The Boston Globe has an editorial calling for an end on the state-imposed cap on the number of liquor licenses issued in Boston:
While Boston can't issue new licenses, well-financed restaurateurs can buy them from someone else. But because of the artificial scarcity of licenses, a full liquor license can go for more than $300,000. Even a beer and wine license often costs $40,000 or more — a crippling expense to someone like Henry-Garrett, who bought her restaurant tables at Ikea to save money.
Though opaque to outsiders, the market for Boston alcohol licenses is manageable for large hospitality companies. It works well for lawyers and brokers who've mastered the process, and for the elected officials to whom they contribute. Yet the cost and complexity of the system freezes out a classic American type — plucky entrepreneurs, often immigrants or first-generation strivers, who start restaurants on a shoestring. "Why should I have to call a lawyer first," asks Henry-Garrett, "to even know what the process is?"

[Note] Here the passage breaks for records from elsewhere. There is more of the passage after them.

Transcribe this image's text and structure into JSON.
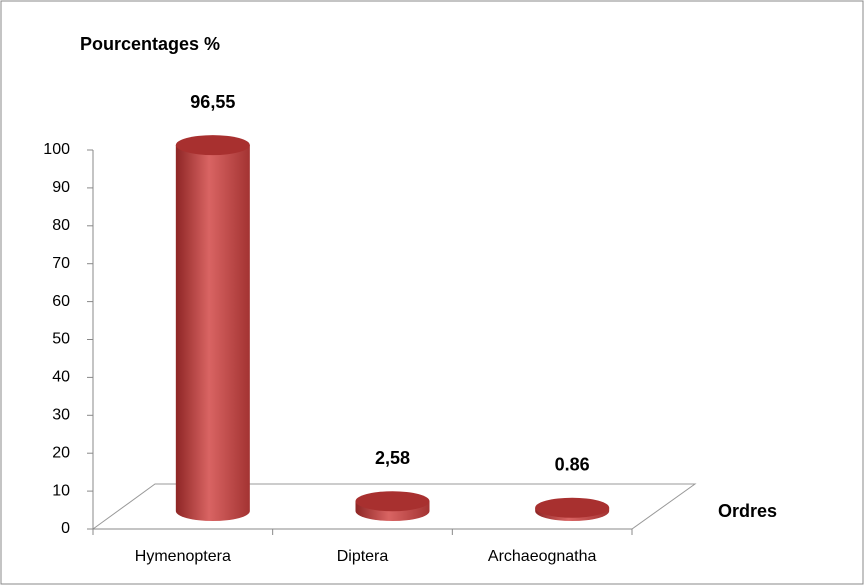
{
  "chart_data": {
    "type": "bar3d",
    "y_label": "Pourcentages %",
    "x_label": "Ordres",
    "categories": [
      "Hymenoptera",
      "Diptera",
      "Archaeognatha"
    ],
    "values": [
      96.55,
      2.58,
      0.86
    ],
    "value_labels": [
      "96,55",
      "2,58",
      "0.86"
    ],
    "color": "#c0403f",
    "ylim": [
      0,
      100
    ],
    "yticks": [
      0,
      10,
      20,
      30,
      40,
      50,
      60,
      70,
      80,
      90,
      100
    ]
  }
}
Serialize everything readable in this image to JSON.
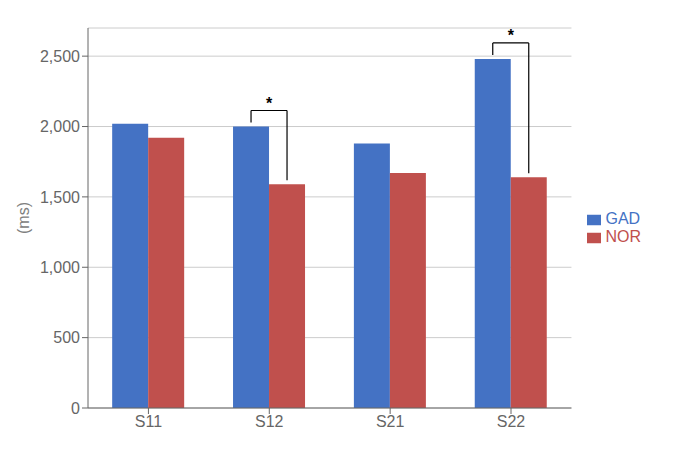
{
  "chart_data": {
    "type": "bar",
    "categories": [
      "S11",
      "S12",
      "S21",
      "S22"
    ],
    "series": [
      {
        "name": "GAD",
        "color": "#4472C4",
        "values": [
          2020,
          2000,
          1880,
          2480
        ]
      },
      {
        "name": "NOR",
        "color": "#C0504D",
        "values": [
          1920,
          1590,
          1670,
          1640
        ]
      }
    ],
    "ylabel": "(ms)",
    "ylim": [
      0,
      2700
    ],
    "yticks": [
      0,
      500,
      {
        "value": 1000,
        "label": "1,000"
      },
      {
        "value": 1500,
        "label": "1,500"
      },
      {
        "value": 2000,
        "label": "2,000"
      },
      {
        "value": 2500,
        "label": "2,500"
      }
    ],
    "grid": true,
    "legend": "right",
    "annotations": [
      {
        "category": "S12",
        "label": "*"
      },
      {
        "category": "S22",
        "label": "*"
      }
    ]
  }
}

The cap on liquor licenses creates broader problems. The system has, for instance, become a locus for political corruption. Former state senator Dianne Wilkerson — whose district included Roxbury, a neighborhood long starved for economic development — took bribes in exchange for trying to steer a license to a local businessman.
The editorial focuses on liquor licenses, but the statements can be generalized to other regulations as well — they tend to help lawyers, politicians, lobbyist-fixers and those with the means to hire them, while hurting would-be new entrants like immigrant entrepreneurs or undercapitalized small businesses.